Ukraine : la tactique russe de l'alerte permanente
La Russie a changé de stratégie depuis fin août : de vagues d'attaque courtes mais massives sur Kyiv, elle est passée à des assauts perpétuels de petits groupes de drones. Ceci a entraîné une alerte aérienne qui a duré 15 heures dans la capitale ukrainienne. Le but de cette nouvelle tactique est visiblement d'éreinter la défense antiaérienne et de perturber durablement le quotidien de la population civile.
Nous avons choisi de vivre
Sur Facebook, la militante des droits humains Oleksandra Matvitchouk décrit le quotidien à Kyiv :
«Les Russes tablent sur des bombardements continuels afin de paralyser la vie à Kyiv. Le métro est à l'arrêt, le trafic via les ponts est bloqué, les bâtiments administratifs et les centres commerciaux ferment. Alors que j'arpente les rues de la ville, des drones sont abattus au-dessus de ma tête.

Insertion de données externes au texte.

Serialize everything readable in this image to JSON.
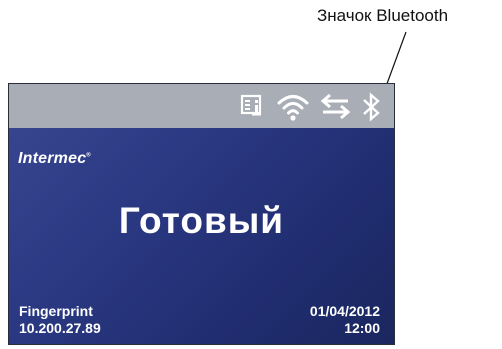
{
  "callout": {
    "label": "Значок Bluetooth"
  },
  "screen": {
    "status_bar": {
      "icons": [
        "printer-info-icon",
        "wifi-icon",
        "transfer-arrows-icon",
        "bluetooth-icon"
      ]
    },
    "logo": {
      "text": "Intermec",
      "mark": "®"
    },
    "status": "Готовый",
    "app_name": "Fingerprint",
    "ip_address": "10.200.27.89",
    "date": "01/04/2012",
    "time": "12:00"
  },
  "colors": {
    "screen_background": "#2c3a85",
    "status_bar": "#a8adb6",
    "text": "#ffffff"
  }
}
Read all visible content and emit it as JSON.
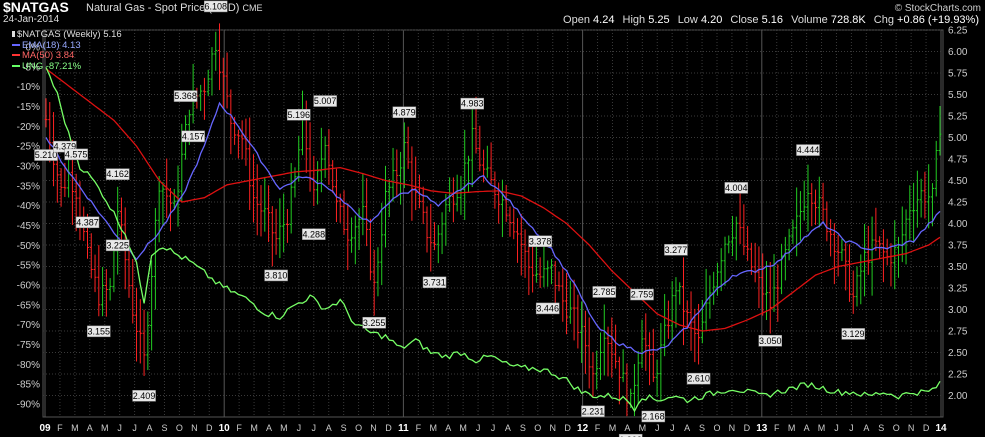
{
  "header": {
    "symbol": "$NATGAS",
    "description": "Natural Gas - Spot Price (EOD)",
    "exchange": "CME",
    "date": "24-Jan-2014",
    "brand": "© StockCharts.com",
    "open_label": "Open",
    "open": "4.24",
    "high_label": "High",
    "high": "5.25",
    "low_label": "Low",
    "low": "4.20",
    "close_label": "Close",
    "close": "5.16",
    "volume_label": "Volume",
    "volume": "728.8K",
    "chg_label": "Chg",
    "chg": "+0.86 (+19.93%)"
  },
  "legend": [
    {
      "text": "$NATGAS (Weekly) 5.16",
      "color": "#dddddd"
    },
    {
      "text": "EMA(18) 4.13",
      "color": "#6666ff"
    },
    {
      "text": "MA(50) 3.84",
      "color": "#ff3333"
    },
    {
      "text": "UNG -87.21%",
      "color": "#66ff66"
    }
  ],
  "colors": {
    "up": "#22cc22",
    "down": "#ff2222",
    "ema": "#6666ff",
    "ma": "#dd1111",
    "ung": "#77ff66",
    "grid": "#3a3a3a",
    "axis_text": "#cccccc"
  },
  "chart_data": {
    "type": "ohlc-line-overlay",
    "price_axis": {
      "min": 1.75,
      "max": 6.25,
      "ticks": [
        "2.00",
        "2.25",
        "2.50",
        "2.75",
        "3.00",
        "3.25",
        "3.50",
        "3.75",
        "4.00",
        "4.25",
        "4.50",
        "4.75",
        "5.00",
        "5.25",
        "5.50",
        "5.75",
        "6.00",
        "6.25"
      ]
    },
    "pct_axis": {
      "min": -90,
      "max": 0,
      "ticks": [
        "0%",
        "-5%",
        "-10%",
        "-15%",
        "-20%",
        "-25%",
        "-30%",
        "-35%",
        "-40%",
        "-45%",
        "-50%",
        "-55%",
        "-60%",
        "-65%",
        "-70%",
        "-75%",
        "-80%",
        "-85%",
        "-90%"
      ]
    },
    "x_ticks": [
      "09",
      "F",
      "M",
      "A",
      "M",
      "J",
      "J",
      "A",
      "S",
      "O",
      "N",
      "D",
      "10",
      "F",
      "M",
      "A",
      "M",
      "J",
      "J",
      "A",
      "S",
      "O",
      "N",
      "D",
      "11",
      "F",
      "M",
      "A",
      "M",
      "J",
      "J",
      "A",
      "S",
      "O",
      "N",
      "D",
      "12",
      "F",
      "M",
      "A",
      "M",
      "J",
      "J",
      "A",
      "S",
      "O",
      "N",
      "D",
      "13",
      "F",
      "M",
      "A",
      "M",
      "J",
      "J",
      "A",
      "S",
      "O",
      "N",
      "D",
      "14"
    ],
    "year_ticks": [
      "09",
      "10",
      "11",
      "12",
      "13",
      "14"
    ],
    "price_anchors": [
      [
        0,
        5.21
      ],
      [
        4,
        4.38
      ],
      [
        6,
        4.58
      ],
      [
        8,
        4.39
      ],
      [
        11,
        3.6
      ],
      [
        14,
        3.16
      ],
      [
        17,
        3.23
      ],
      [
        19,
        4.16
      ],
      [
        23,
        3.0
      ],
      [
        26,
        2.41
      ],
      [
        30,
        4.5
      ],
      [
        34,
        4.16
      ],
      [
        38,
        5.37
      ],
      [
        42,
        5.6
      ],
      [
        45,
        6.11
      ],
      [
        49,
        5.2
      ],
      [
        52,
        5.0
      ],
      [
        55,
        4.3
      ],
      [
        58,
        4.1
      ],
      [
        61,
        3.81
      ],
      [
        64,
        4.1
      ],
      [
        66,
        4.5
      ],
      [
        68,
        5.2
      ],
      [
        71,
        4.29
      ],
      [
        74,
        5.01
      ],
      [
        77,
        4.2
      ],
      [
        80,
        3.9
      ],
      [
        84,
        4.1
      ],
      [
        87,
        3.26
      ],
      [
        90,
        4.3
      ],
      [
        93,
        4.6
      ],
      [
        95,
        4.88
      ],
      [
        98,
        4.3
      ],
      [
        101,
        3.9
      ],
      [
        103,
        3.73
      ],
      [
        106,
        4.2
      ],
      [
        110,
        4.5
      ],
      [
        113,
        4.98
      ],
      [
        116,
        4.6
      ],
      [
        119,
        4.4
      ],
      [
        122,
        4.2
      ],
      [
        125,
        3.9
      ],
      [
        128,
        3.5
      ],
      [
        131,
        3.38
      ],
      [
        134,
        3.45
      ],
      [
        137,
        3.1
      ],
      [
        140,
        2.9
      ],
      [
        143,
        2.6
      ],
      [
        145,
        2.23
      ],
      [
        148,
        2.79
      ],
      [
        152,
        2.3
      ],
      [
        155,
        1.9
      ],
      [
        158,
        2.76
      ],
      [
        161,
        2.17
      ],
      [
        164,
        2.7
      ],
      [
        167,
        3.28
      ],
      [
        170,
        2.9
      ],
      [
        173,
        2.61
      ],
      [
        176,
        3.2
      ],
      [
        180,
        3.8
      ],
      [
        183,
        4.0
      ],
      [
        186,
        3.6
      ],
      [
        189,
        3.3
      ],
      [
        192,
        3.05
      ],
      [
        195,
        3.5
      ],
      [
        199,
        4.0
      ],
      [
        202,
        4.44
      ],
      [
        205,
        4.2
      ],
      [
        208,
        3.9
      ],
      [
        211,
        3.6
      ],
      [
        214,
        3.13
      ],
      [
        217,
        3.6
      ],
      [
        220,
        3.75
      ],
      [
        223,
        3.6
      ],
      [
        226,
        3.7
      ],
      [
        229,
        4.2
      ],
      [
        232,
        4.35
      ],
      [
        235,
        4.3
      ],
      [
        237,
        5.16
      ]
    ],
    "labels": [
      {
        "text": "5.210",
        "i": 0,
        "pos": "below"
      },
      {
        "text": "4.379",
        "i": 5,
        "pos": "above"
      },
      {
        "text": "4.575",
        "i": 8,
        "pos": "above"
      },
      {
        "text": "4.387",
        "i": 11,
        "pos": "above"
      },
      {
        "text": "3.155",
        "i": 14,
        "pos": "below"
      },
      {
        "text": "4.162",
        "i": 19,
        "pos": "above"
      },
      {
        "text": "3.225",
        "i": 19,
        "pos": "below"
      },
      {
        "text": "2.409",
        "i": 26,
        "pos": "below"
      },
      {
        "text": "5.368",
        "i": 37,
        "pos": "above"
      },
      {
        "text": "4.157",
        "i": 39,
        "pos": "below"
      },
      {
        "text": "6.108",
        "i": 45,
        "pos": "above"
      },
      {
        "text": "3.810",
        "i": 61,
        "pos": "below"
      },
      {
        "text": "5.196",
        "i": 67,
        "pos": "above"
      },
      {
        "text": "4.288",
        "i": 71,
        "pos": "below"
      },
      {
        "text": "5.007",
        "i": 74,
        "pos": "above"
      },
      {
        "text": "3.255",
        "i": 87,
        "pos": "below"
      },
      {
        "text": "4.879",
        "i": 95,
        "pos": "above"
      },
      {
        "text": "3.731",
        "i": 103,
        "pos": "below"
      },
      {
        "text": "4.983",
        "i": 113,
        "pos": "above"
      },
      {
        "text": "3.378",
        "i": 131,
        "pos": "above"
      },
      {
        "text": "3.446",
        "i": 133,
        "pos": "below"
      },
      {
        "text": "2.785",
        "i": 148,
        "pos": "above"
      },
      {
        "text": "2.231",
        "i": 145,
        "pos": "below"
      },
      {
        "text": "2.759",
        "i": 158,
        "pos": "above"
      },
      {
        "text": "1.902",
        "i": 155,
        "pos": "below"
      },
      {
        "text": "2.168",
        "i": 161,
        "pos": "below"
      },
      {
        "text": "3.277",
        "i": 167,
        "pos": "above"
      },
      {
        "text": "2.610",
        "i": 173,
        "pos": "below"
      },
      {
        "text": "4.004",
        "i": 183,
        "pos": "above"
      },
      {
        "text": "3.050",
        "i": 192,
        "pos": "below"
      },
      {
        "text": "4.444",
        "i": 202,
        "pos": "above"
      },
      {
        "text": "3.129",
        "i": 214,
        "pos": "below"
      }
    ],
    "ung_anchors": [
      [
        0,
        -5
      ],
      [
        3,
        -12
      ],
      [
        6,
        -22
      ],
      [
        9,
        -30
      ],
      [
        12,
        -33
      ],
      [
        15,
        -37
      ],
      [
        18,
        -42
      ],
      [
        21,
        -47
      ],
      [
        24,
        -55
      ],
      [
        26,
        -64
      ],
      [
        28,
        -52
      ],
      [
        31,
        -50
      ],
      [
        34,
        -52
      ],
      [
        38,
        -54
      ],
      [
        42,
        -57
      ],
      [
        46,
        -60
      ],
      [
        50,
        -62
      ],
      [
        54,
        -64
      ],
      [
        58,
        -67
      ],
      [
        62,
        -68
      ],
      [
        66,
        -65
      ],
      [
        70,
        -63
      ],
      [
        74,
        -66
      ],
      [
        78,
        -64
      ],
      [
        82,
        -70
      ],
      [
        86,
        -72
      ],
      [
        90,
        -73
      ],
      [
        94,
        -76
      ],
      [
        98,
        -74
      ],
      [
        102,
        -77
      ],
      [
        106,
        -78
      ],
      [
        110,
        -77
      ],
      [
        114,
        -79
      ],
      [
        118,
        -78
      ],
      [
        122,
        -80
      ],
      [
        126,
        -81
      ],
      [
        130,
        -81
      ],
      [
        134,
        -82
      ],
      [
        138,
        -84
      ],
      [
        142,
        -87
      ],
      [
        146,
        -88
      ],
      [
        150,
        -88
      ],
      [
        154,
        -89
      ],
      [
        156,
        -91
      ],
      [
        158,
        -88
      ],
      [
        162,
        -89
      ],
      [
        166,
        -88
      ],
      [
        170,
        -89
      ],
      [
        174,
        -88
      ],
      [
        178,
        -87
      ],
      [
        182,
        -86
      ],
      [
        186,
        -87
      ],
      [
        190,
        -88
      ],
      [
        194,
        -87
      ],
      [
        198,
        -86
      ],
      [
        202,
        -85
      ],
      [
        206,
        -86
      ],
      [
        210,
        -87
      ],
      [
        214,
        -87
      ],
      [
        218,
        -88
      ],
      [
        222,
        -87
      ],
      [
        226,
        -88
      ],
      [
        230,
        -87
      ],
      [
        234,
        -87
      ],
      [
        237,
        -85
      ]
    ],
    "ema_anchors": [
      [
        0,
        5.0
      ],
      [
        6,
        4.6
      ],
      [
        12,
        4.25
      ],
      [
        18,
        3.9
      ],
      [
        24,
        3.6
      ],
      [
        30,
        3.9
      ],
      [
        36,
        4.3
      ],
      [
        42,
        4.9
      ],
      [
        46,
        5.4
      ],
      [
        50,
        5.2
      ],
      [
        56,
        4.8
      ],
      [
        62,
        4.4
      ],
      [
        68,
        4.55
      ],
      [
        74,
        4.45
      ],
      [
        80,
        4.2
      ],
      [
        86,
        4.0
      ],
      [
        92,
        4.3
      ],
      [
        98,
        4.4
      ],
      [
        104,
        4.2
      ],
      [
        110,
        4.4
      ],
      [
        116,
        4.55
      ],
      [
        122,
        4.3
      ],
      [
        128,
        4.0
      ],
      [
        134,
        3.7
      ],
      [
        140,
        3.3
      ],
      [
        146,
        2.8
      ],
      [
        152,
        2.6
      ],
      [
        158,
        2.5
      ],
      [
        164,
        2.55
      ],
      [
        170,
        2.8
      ],
      [
        176,
        3.15
      ],
      [
        182,
        3.4
      ],
      [
        188,
        3.45
      ],
      [
        194,
        3.55
      ],
      [
        200,
        3.8
      ],
      [
        206,
        4.0
      ],
      [
        212,
        3.8
      ],
      [
        218,
        3.7
      ],
      [
        224,
        3.72
      ],
      [
        230,
        3.8
      ],
      [
        237,
        4.13
      ]
    ],
    "ma_anchors": [
      [
        0,
        5.8
      ],
      [
        6,
        5.6
      ],
      [
        12,
        5.4
      ],
      [
        18,
        5.2
      ],
      [
        24,
        4.9
      ],
      [
        30,
        4.5
      ],
      [
        36,
        4.25
      ],
      [
        42,
        4.3
      ],
      [
        48,
        4.45
      ],
      [
        54,
        4.5
      ],
      [
        60,
        4.55
      ],
      [
        66,
        4.6
      ],
      [
        72,
        4.62
      ],
      [
        78,
        4.65
      ],
      [
        84,
        4.58
      ],
      [
        90,
        4.5
      ],
      [
        96,
        4.45
      ],
      [
        102,
        4.38
      ],
      [
        108,
        4.35
      ],
      [
        114,
        4.37
      ],
      [
        120,
        4.38
      ],
      [
        126,
        4.32
      ],
      [
        132,
        4.18
      ],
      [
        138,
        4.0
      ],
      [
        144,
        3.75
      ],
      [
        150,
        3.45
      ],
      [
        156,
        3.2
      ],
      [
        162,
        2.95
      ],
      [
        168,
        2.82
      ],
      [
        174,
        2.75
      ],
      [
        180,
        2.78
      ],
      [
        186,
        2.88
      ],
      [
        192,
        3.0
      ],
      [
        198,
        3.2
      ],
      [
        204,
        3.4
      ],
      [
        210,
        3.5
      ],
      [
        216,
        3.55
      ],
      [
        222,
        3.6
      ],
      [
        228,
        3.65
      ],
      [
        234,
        3.75
      ],
      [
        237,
        3.84
      ]
    ]
  }
}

Lorsque je regarde le ciel, je vois une menace constante. Mais il est impossible de mettre son quotidien et sa vie à l'arrêt. La paralysie est un signe précurseur de la mort, et nous avons choisi de vivre.»
La nécessité d'un dialogue franc
Sur Facebook, le politologue Viktor Chlintchak s'adresse au gouvernement ukrainien :
«Comme cela a déjà été le cas en 2022, il s'agit aujourd'hui d'un test de résilience morale. Il revient principalement au gouvernement de parvenir à unir l'ensemble de la société pour qu'elle puisse tenir le choc psychologiquement. Voilà pourquoi la communication est un paramètre essentiel. … Je souhaiterais non seulement appeler le gouvernement à ne pas réitérer les erreurs du passé, mais aussi à prendre acte de la réalité ; à s'adresser aux gens ; à dialoguer avec les médias et les militants de la société civile ; à expliquer qu'il y a bel et bien des problèmes et que l'Etat comprend ce qui doit être fait – dans la mesure, bien entendu, où il le comprend vraiment.»
Créer des structures logistiques résilientes
La Russie cible des dépôts, des ports et le trafic maritime ukrainiens. Il sera crucial d'y répondre, fait valoir le politologue Maksimas Milta sur LRT :
«Les dépôts alimentaires ne sont pas les seuls objectifs visés par la Russie. … Pas besoin de se creuser la tête pour comprendre la puissance que représente l'agriculture ukrainienne, et les répercussions économiques – dans le monde et en Ukraine – causées par l'incapacité à affréter des cargos de céréales via la mer Noire. … L'automne et l'hiver seront plus difficiles que l'été pour les Ukrainiens. … La survie de l'Ukraine dépendra notamment de sa capacité à créer une logistique inédite.»